Jordan Peterson, Beyond Order: 12 More Rules for Life (2021):

Human beings have the capacity to courageously confront their suffering — to transcend it psychologically, as well as to ameliorate it practically. This is the most fundamental twin axiom of psychotherapy, regardless of school of thought, as well as key to the mystery of human success and progress across history itself.
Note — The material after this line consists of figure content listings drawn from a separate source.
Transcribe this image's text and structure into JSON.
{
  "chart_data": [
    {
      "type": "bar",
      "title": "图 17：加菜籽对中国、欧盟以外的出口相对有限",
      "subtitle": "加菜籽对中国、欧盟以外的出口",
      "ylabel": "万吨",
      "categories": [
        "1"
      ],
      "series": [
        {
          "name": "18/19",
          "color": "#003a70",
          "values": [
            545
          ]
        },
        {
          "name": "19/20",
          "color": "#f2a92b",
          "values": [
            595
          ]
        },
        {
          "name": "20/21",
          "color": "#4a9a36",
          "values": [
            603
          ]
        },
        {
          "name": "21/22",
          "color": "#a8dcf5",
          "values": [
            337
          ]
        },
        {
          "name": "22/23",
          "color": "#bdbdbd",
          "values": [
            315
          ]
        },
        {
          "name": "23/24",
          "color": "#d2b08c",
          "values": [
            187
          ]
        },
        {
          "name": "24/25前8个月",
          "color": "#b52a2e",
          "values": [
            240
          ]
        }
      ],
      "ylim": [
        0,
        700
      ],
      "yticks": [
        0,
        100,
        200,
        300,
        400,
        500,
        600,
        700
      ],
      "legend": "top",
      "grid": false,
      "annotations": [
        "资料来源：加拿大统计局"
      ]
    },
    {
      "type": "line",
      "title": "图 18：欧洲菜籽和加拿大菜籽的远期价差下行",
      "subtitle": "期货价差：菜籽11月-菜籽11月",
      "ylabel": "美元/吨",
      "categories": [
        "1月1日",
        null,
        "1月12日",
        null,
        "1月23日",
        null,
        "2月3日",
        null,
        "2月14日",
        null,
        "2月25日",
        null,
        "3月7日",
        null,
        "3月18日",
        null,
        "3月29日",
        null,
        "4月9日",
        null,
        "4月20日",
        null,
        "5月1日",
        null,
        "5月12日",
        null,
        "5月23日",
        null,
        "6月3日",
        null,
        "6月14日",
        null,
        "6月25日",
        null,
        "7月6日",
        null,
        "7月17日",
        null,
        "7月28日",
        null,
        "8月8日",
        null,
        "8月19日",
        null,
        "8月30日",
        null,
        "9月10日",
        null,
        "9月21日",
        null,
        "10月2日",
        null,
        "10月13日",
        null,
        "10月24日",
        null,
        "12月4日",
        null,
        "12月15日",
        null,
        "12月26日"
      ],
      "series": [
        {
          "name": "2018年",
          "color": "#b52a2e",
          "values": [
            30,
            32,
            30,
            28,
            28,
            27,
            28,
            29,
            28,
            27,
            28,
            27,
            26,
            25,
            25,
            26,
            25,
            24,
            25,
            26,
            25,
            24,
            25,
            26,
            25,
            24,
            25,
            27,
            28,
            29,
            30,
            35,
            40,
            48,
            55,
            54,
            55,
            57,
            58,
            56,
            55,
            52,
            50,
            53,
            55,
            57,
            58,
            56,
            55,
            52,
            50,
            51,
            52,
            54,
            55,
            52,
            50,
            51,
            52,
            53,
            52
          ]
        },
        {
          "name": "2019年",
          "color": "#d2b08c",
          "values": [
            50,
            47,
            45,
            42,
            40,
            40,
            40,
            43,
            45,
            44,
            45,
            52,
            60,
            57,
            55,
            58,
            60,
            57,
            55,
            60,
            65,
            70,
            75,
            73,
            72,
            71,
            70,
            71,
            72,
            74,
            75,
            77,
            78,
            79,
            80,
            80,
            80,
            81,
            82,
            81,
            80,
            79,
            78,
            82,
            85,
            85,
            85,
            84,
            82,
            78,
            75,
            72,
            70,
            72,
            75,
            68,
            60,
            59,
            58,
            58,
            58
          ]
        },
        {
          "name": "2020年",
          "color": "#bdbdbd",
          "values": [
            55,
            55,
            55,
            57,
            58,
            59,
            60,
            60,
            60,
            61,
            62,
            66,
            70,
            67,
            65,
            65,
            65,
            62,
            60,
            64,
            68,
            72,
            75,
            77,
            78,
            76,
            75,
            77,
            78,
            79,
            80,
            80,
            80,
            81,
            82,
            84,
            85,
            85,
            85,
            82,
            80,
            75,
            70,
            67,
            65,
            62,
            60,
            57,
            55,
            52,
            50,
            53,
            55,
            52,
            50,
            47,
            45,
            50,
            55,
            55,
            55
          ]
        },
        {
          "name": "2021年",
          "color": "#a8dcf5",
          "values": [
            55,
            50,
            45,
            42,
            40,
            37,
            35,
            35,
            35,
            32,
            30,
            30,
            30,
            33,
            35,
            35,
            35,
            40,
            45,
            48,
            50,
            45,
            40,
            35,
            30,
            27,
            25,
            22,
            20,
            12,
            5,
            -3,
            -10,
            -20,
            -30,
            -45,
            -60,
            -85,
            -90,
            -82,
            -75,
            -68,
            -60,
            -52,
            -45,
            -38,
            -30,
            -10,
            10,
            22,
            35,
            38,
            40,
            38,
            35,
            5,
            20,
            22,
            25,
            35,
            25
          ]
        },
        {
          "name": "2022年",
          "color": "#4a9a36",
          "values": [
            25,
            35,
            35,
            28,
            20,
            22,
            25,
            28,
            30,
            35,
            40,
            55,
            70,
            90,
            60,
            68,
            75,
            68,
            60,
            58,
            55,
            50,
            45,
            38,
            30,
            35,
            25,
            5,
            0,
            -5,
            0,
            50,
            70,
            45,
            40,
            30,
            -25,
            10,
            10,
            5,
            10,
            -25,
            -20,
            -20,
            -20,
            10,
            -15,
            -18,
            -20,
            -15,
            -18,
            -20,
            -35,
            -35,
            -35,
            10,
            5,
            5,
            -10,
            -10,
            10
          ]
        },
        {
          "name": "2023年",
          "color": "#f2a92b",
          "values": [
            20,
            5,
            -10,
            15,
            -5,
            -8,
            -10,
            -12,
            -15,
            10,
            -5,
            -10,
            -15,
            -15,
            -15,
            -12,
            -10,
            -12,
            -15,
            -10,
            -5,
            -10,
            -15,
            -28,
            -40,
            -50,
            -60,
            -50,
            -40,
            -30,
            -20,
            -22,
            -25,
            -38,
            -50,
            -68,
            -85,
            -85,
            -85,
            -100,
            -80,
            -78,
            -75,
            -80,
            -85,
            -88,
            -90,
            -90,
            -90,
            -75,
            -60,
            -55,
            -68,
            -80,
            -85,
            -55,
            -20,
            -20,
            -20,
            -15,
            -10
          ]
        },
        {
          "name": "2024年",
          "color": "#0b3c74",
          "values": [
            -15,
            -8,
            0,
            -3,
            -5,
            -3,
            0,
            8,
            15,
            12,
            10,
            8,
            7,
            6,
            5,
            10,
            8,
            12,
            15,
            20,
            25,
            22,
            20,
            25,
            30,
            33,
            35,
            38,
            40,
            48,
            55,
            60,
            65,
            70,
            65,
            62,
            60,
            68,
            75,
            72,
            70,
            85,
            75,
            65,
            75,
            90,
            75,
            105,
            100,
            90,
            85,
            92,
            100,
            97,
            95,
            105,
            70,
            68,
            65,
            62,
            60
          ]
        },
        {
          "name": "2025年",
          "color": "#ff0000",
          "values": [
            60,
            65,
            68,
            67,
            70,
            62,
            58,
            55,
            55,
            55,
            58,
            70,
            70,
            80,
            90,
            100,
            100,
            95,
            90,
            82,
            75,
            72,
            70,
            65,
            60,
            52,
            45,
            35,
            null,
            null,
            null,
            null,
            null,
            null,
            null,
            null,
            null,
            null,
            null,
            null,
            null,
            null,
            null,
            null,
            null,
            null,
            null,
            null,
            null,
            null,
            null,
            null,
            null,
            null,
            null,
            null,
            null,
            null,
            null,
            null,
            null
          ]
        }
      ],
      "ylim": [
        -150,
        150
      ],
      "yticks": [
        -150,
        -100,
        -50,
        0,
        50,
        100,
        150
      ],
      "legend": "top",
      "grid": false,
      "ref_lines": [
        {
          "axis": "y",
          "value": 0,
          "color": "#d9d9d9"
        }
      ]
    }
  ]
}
Maybe one of the most profound two-kinds-of-people distinctions is just this: The chasm between (a) those who believe we can know ourselves and heal ourselves and (b) those who doubt that we can reliably do either. I am in the latter camp, i.e., on the opposite side from Cassirer and Peterson. (Which is why the architectonic discipline for me is theology rather than philosophy or psychotherapy.)

Martha C. Nussbaum:

Behind these biases lies a more general failing, which the Dutch primatologist Frans de Waal calls “anthropodenial”: the denial that we are animals of a certain type (the anthropoid type), and the tendency to imagine ourselves, instead, as pure spirits, “barely connected to biology.” This mistaken way of thinking has a long history in most human cultures; it remains stubbornly lodged in people’s psyches even when they think they are examining the evidence fairly. Anthropodenial has led, until recently, to a reluctance to credit research findings that show that animals use tools, solve problems, communicate through complex systems, interact socially with intricate forms of organization, and even have emotions such as fear, grief, and envy. (This is a bait-and-switch: emotions have long been denigrated on the grounds that they are not pure spirit, and yet humans also want to claim a monopoly on what they despise.)

A fascinating and provocative essay on several levels. 

Thanks be to God that Christian Eriksen is alive, and I pray that he will make a full recovery. But I have to say, the sight of his teammates standing in a circle around their fallen comrade, protecting him, as the medics frantically worked to revive him, from prying and gawking eyes, is one that I will remember for the rest of my life.